XML for module descriptor
David Bosschaert
david.bosschaert at gmail.com
Mon Mar 26 17:21:59 PDT 2012
Hi Jaroslav,
On 26 March 2012 16:51, Jaroslav Tulach <jaroslav.tulach at oracle.com> wrote:
>>## 23. 3. 2012 08:07:16 ##<
>> Hi David,
>>
>> On 3/23/12 12:42 PM, David Bosschaert wrote:
>> > Just FYI I started modifying OpenJDK/Jigsaw in the context of the
>> > Penrose project to see if something like module-info.xml instead of
>> > module-info.class/.java would work. From the prototype that I made it
>> > seems to make a lot of sense. See here:
>> > http://mail.openjdk.java.net/pipermail/penrose-dev/2012-March/000023.html
>
> I cannot speak for the Jigsaw team, but (while my organization also needs
> concurrently extensible module-info[1]) there may be a reason why not use XML
> instead of module-info.class[2].
>
> It is my understanding that one goal of Jigsaw is to make core Java really
> small and allow it to execute on very limited devices. The core needs to
> understand module-info. Right now the core contains ~3000 classes. If you
> bring full XML parsing infrastructure in, then you increase the size by ~4000
> new classes (that was my observation when I worked on splitting JDK last
> time[3]).
You certainly don't need a full blown XML parser. I think a restricted
one is fine. In my prototype I modified the (ASL2-licensed) Apache
Piccolo project to get things to work.
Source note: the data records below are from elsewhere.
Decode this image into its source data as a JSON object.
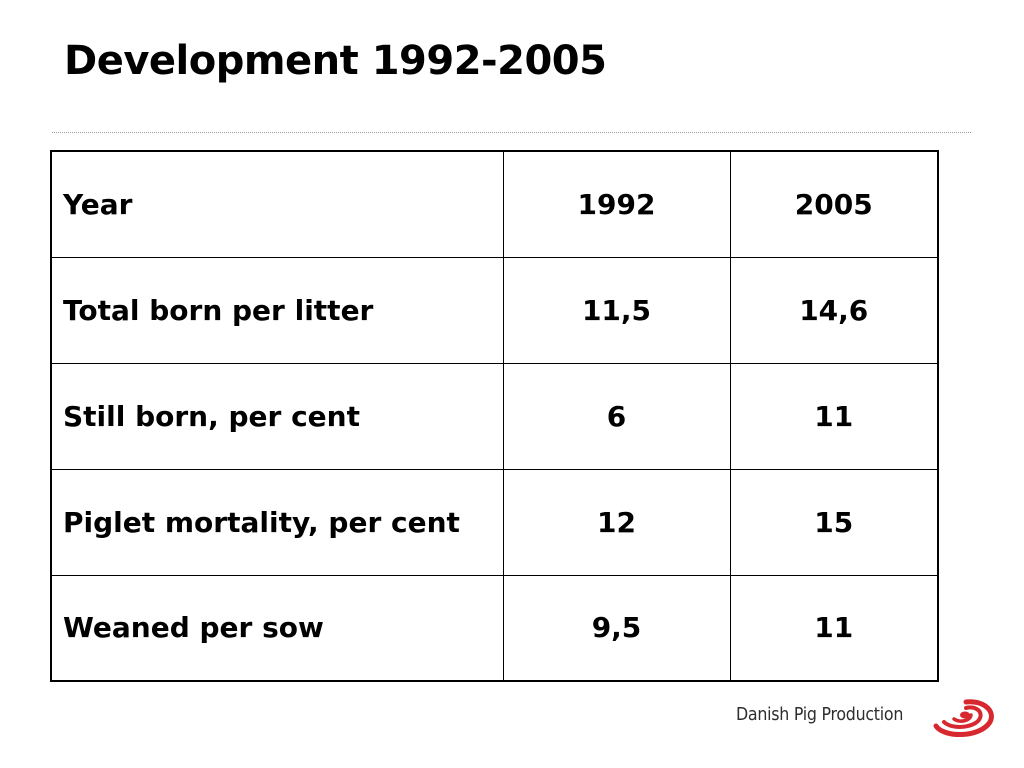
{
  "slide": {
    "title": "Development 1992-2005"
  },
  "table": {
    "rows": [
      {
        "label": "Year",
        "v1992": "1992",
        "v2005": "2005"
      },
      {
        "label": "Total born per litter",
        "v1992": "11,5",
        "v2005": "14,6"
      },
      {
        "label": "Still born, per cent",
        "v1992": "6",
        "v2005": "11"
      },
      {
        "label": "Piglet mortality, per cent",
        "v1992": "12",
        "v2005": "15"
      },
      {
        "label": "Weaned per sow",
        "v1992": "9,5",
        "v2005": "11"
      }
    ]
  },
  "footer": {
    "brand_name": "Danish Pig Production",
    "logo_icon": "danish-pig-production-logo",
    "logo_color": "#d7282f"
  }
}
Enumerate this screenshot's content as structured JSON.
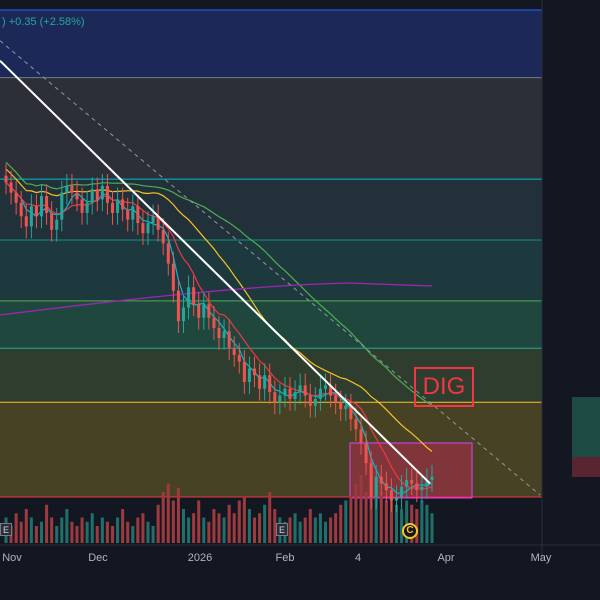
{
  "legend": {
    "text": ") +0.35 (+2.58%)"
  },
  "annotation": {
    "label": "DIG"
  },
  "badges": {
    "circle": "C",
    "earnings": [
      "E",
      "E"
    ]
  },
  "colors": {
    "up": "#26a69a",
    "down": "#ef5350",
    "trendline": "#ffffff",
    "ema_fast": "#00bcd4",
    "ema_mid": "#f23645",
    "ema_slow": "#f7c325",
    "sma_long": "#4caf50",
    "sma_xlong": "#9c27b0",
    "zone": "#e91e63"
  },
  "chart_data": {
    "type": "candlestick",
    "x_ticks": [
      "Nov",
      "Dec",
      "2026",
      "Feb",
      "4",
      "Apr",
      "May"
    ],
    "candles_close": [
      16.9,
      16.6,
      16.3,
      15.9,
      15.6,
      16.2,
      15.9,
      16.5,
      16.0,
      15.5,
      15.8,
      16.6,
      16.8,
      16.6,
      16.4,
      16.0,
      16.3,
      16.7,
      16.4,
      16.8,
      16.3,
      16.0,
      16.4,
      16.1,
      15.8,
      16.2,
      15.7,
      15.4,
      15.7,
      15.9,
      15.5,
      15.1,
      14.5,
      13.7,
      12.8,
      13.2,
      13.8,
      13.3,
      12.9,
      13.3,
      12.9,
      12.6,
      12.3,
      12.5,
      12.0,
      11.8,
      11.6,
      11.0,
      11.4,
      11.2,
      10.8,
      11.2,
      10.7,
      10.4,
      10.6,
      10.8,
      10.5,
      10.7,
      10.9,
      10.6,
      10.3,
      10.5,
      10.8,
      10.9,
      10.6,
      10.4,
      10.2,
      10.3,
      9.9,
      9.6,
      9.2,
      8.6,
      7.6,
      8.2,
      8.0,
      7.8,
      7.5,
      7.6,
      7.9,
      8.1,
      8.0,
      7.8,
      7.9,
      8.1,
      8.2
    ],
    "volume_relative": [
      0.3,
      0.2,
      0.35,
      0.25,
      0.4,
      0.3,
      0.2,
      0.25,
      0.45,
      0.3,
      0.2,
      0.3,
      0.4,
      0.25,
      0.2,
      0.3,
      0.25,
      0.35,
      0.2,
      0.3,
      0.25,
      0.2,
      0.3,
      0.4,
      0.25,
      0.2,
      0.3,
      0.35,
      0.25,
      0.2,
      0.45,
      0.6,
      0.7,
      0.5,
      0.65,
      0.4,
      0.3,
      0.35,
      0.5,
      0.3,
      0.25,
      0.4,
      0.35,
      0.3,
      0.45,
      0.35,
      0.5,
      0.55,
      0.4,
      0.3,
      0.35,
      0.45,
      0.6,
      0.4,
      0.3,
      0.25,
      0.3,
      0.35,
      0.25,
      0.3,
      0.4,
      0.3,
      0.35,
      0.25,
      0.3,
      0.35,
      0.45,
      0.5,
      0.55,
      0.7,
      0.8,
      0.6,
      1.0,
      0.7,
      0.6,
      0.5,
      0.55,
      0.45,
      0.4,
      0.5,
      0.45,
      0.4,
      0.5,
      0.45,
      0.35
    ],
    "fib_levels": [
      22.0,
      20.0,
      17.0,
      15.2,
      13.4,
      12.0,
      10.4,
      7.6
    ],
    "trendline": {
      "from": 20.5,
      "to": 8.0
    }
  }
}
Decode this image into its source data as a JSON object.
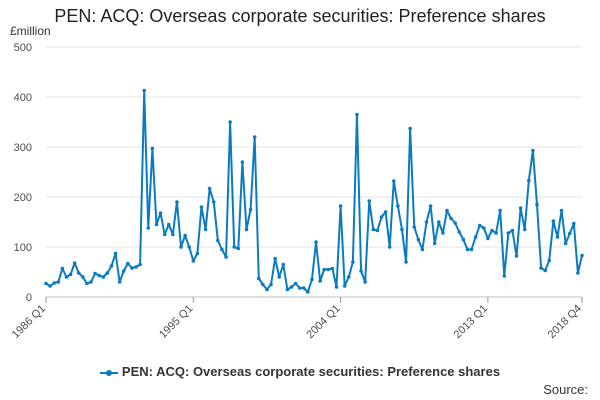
{
  "chart_data": {
    "type": "line",
    "title": "PEN: ACQ: Overseas corporate securities: Preference shares",
    "ylabel": "£million",
    "ylim": [
      0,
      500
    ],
    "yticks": [
      0,
      100,
      200,
      300,
      400,
      500
    ],
    "xticks": [
      "1986 Q1",
      "1995 Q1",
      "2004 Q1",
      "2013 Q1",
      "2018 Q4"
    ],
    "grid": true,
    "legend_position": "bottom",
    "series": [
      {
        "name": "PEN: ACQ: Overseas corporate securities: Preference shares",
        "color": "#0b7bc1",
        "x": [
          "1986 Q1",
          "1986 Q2",
          "1986 Q3",
          "1986 Q4",
          "1987 Q1",
          "1987 Q2",
          "1987 Q3",
          "1987 Q4",
          "1988 Q1",
          "1988 Q2",
          "1988 Q3",
          "1988 Q4",
          "1989 Q1",
          "1989 Q2",
          "1989 Q3",
          "1989 Q4",
          "1990 Q1",
          "1990 Q2",
          "1990 Q3",
          "1990 Q4",
          "1991 Q1",
          "1991 Q2",
          "1991 Q3",
          "1991 Q4",
          "1992 Q1",
          "1992 Q2",
          "1992 Q3",
          "1992 Q4",
          "1993 Q1",
          "1993 Q2",
          "1993 Q3",
          "1993 Q4",
          "1994 Q1",
          "1994 Q2",
          "1994 Q3",
          "1994 Q4",
          "1995 Q1",
          "1995 Q2",
          "1995 Q3",
          "1995 Q4",
          "1996 Q1",
          "1996 Q2",
          "1996 Q3",
          "1996 Q4",
          "1997 Q1",
          "1997 Q2",
          "1997 Q3",
          "1997 Q4",
          "1998 Q1",
          "1998 Q2",
          "1998 Q3",
          "1998 Q4",
          "1999 Q1",
          "1999 Q2",
          "1999 Q3",
          "1999 Q4",
          "2000 Q1",
          "2000 Q2",
          "2000 Q3",
          "2000 Q4",
          "2001 Q1",
          "2001 Q2",
          "2001 Q3",
          "2001 Q4",
          "2002 Q1",
          "2002 Q2",
          "2002 Q3",
          "2002 Q4",
          "2003 Q1",
          "2003 Q2",
          "2003 Q3",
          "2003 Q4",
          "2004 Q1",
          "2004 Q2",
          "2004 Q3",
          "2004 Q4",
          "2005 Q1",
          "2005 Q2",
          "2005 Q3",
          "2005 Q4",
          "2006 Q1",
          "2006 Q2",
          "2006 Q3",
          "2006 Q4",
          "2007 Q1",
          "2007 Q2",
          "2007 Q3",
          "2007 Q4",
          "2008 Q1",
          "2008 Q2",
          "2008 Q3",
          "2008 Q4",
          "2009 Q1",
          "2009 Q2",
          "2009 Q3",
          "2009 Q4",
          "2010 Q1",
          "2010 Q2",
          "2010 Q3",
          "2010 Q4",
          "2011 Q1",
          "2011 Q2",
          "2011 Q3",
          "2011 Q4",
          "2012 Q1",
          "2012 Q2",
          "2012 Q3",
          "2012 Q4",
          "2013 Q1",
          "2013 Q2",
          "2013 Q3",
          "2013 Q4",
          "2014 Q1",
          "2014 Q2",
          "2014 Q3",
          "2014 Q4",
          "2015 Q1",
          "2015 Q2",
          "2015 Q3",
          "2015 Q4",
          "2016 Q1",
          "2016 Q2",
          "2016 Q3",
          "2016 Q4",
          "2017 Q1",
          "2017 Q2",
          "2017 Q3",
          "2017 Q4",
          "2018 Q1",
          "2018 Q2",
          "2018 Q3",
          "2018 Q4"
        ],
        "values": [
          27,
          22,
          28,
          30,
          57,
          40,
          45,
          68,
          48,
          40,
          27,
          30,
          47,
          43,
          40,
          48,
          62,
          87,
          30,
          52,
          67,
          58,
          60,
          65,
          413,
          138,
          297,
          145,
          168,
          125,
          145,
          125,
          190,
          100,
          123,
          100,
          72,
          87,
          180,
          135,
          217,
          190,
          113,
          95,
          80,
          350,
          100,
          97,
          270,
          135,
          175,
          320,
          37,
          25,
          15,
          25,
          77,
          40,
          65,
          15,
          20,
          27,
          18,
          18,
          10,
          35,
          110,
          32,
          55,
          55,
          57,
          20,
          182,
          22,
          40,
          70,
          365,
          52,
          30,
          192,
          135,
          133,
          160,
          170,
          100,
          232,
          182,
          135,
          70,
          337,
          140,
          115,
          95,
          150,
          182,
          107,
          150,
          128,
          173,
          157,
          148,
          130,
          115,
          95,
          95,
          120,
          143,
          138,
          117,
          133,
          128,
          173,
          42,
          128,
          133,
          82,
          178,
          135,
          233,
          293,
          185,
          58,
          53,
          73,
          152,
          120,
          173,
          107,
          127,
          147,
          48,
          83
        ]
      }
    ]
  },
  "legend": {
    "label": "PEN: ACQ: Overseas corporate securities: Preference shares"
  },
  "footer": {
    "source_label": "Source:"
  }
}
I didn't optimize at all.
Piccolo.jar is about 160KB and around 50 classes in its original form
but that includes all the SAX and JAXP interfaces that go with it.
> You could argue, that XML need not be fully featured one, but some simplified
> variant. Something that can be parsed by 30KB parser and not bloated Xerces.
> But that is not much different from using binary module-info.class[4].
Right, I have seen XML parsers implemented in jars < 15Kb so if we
decide to go this route a dedicated parser could be implemented in
such a small footprint.
I think it would be *very* different from parsing the module-info.class because
* XML can be authored by a myriad of existing tools out there
* XML can be read by humans
* XML provides a well-defined extensibility model (using custom name-spaces)
* XML can be parsed easily by other module systems (as they most
likely have an XML parser at their disposal)
* XML can be parsed easily by other tools that wish to operate on
module information
On the other hand, I'm not married on XML - another textual format
might also do the job. I'm open to ideas here.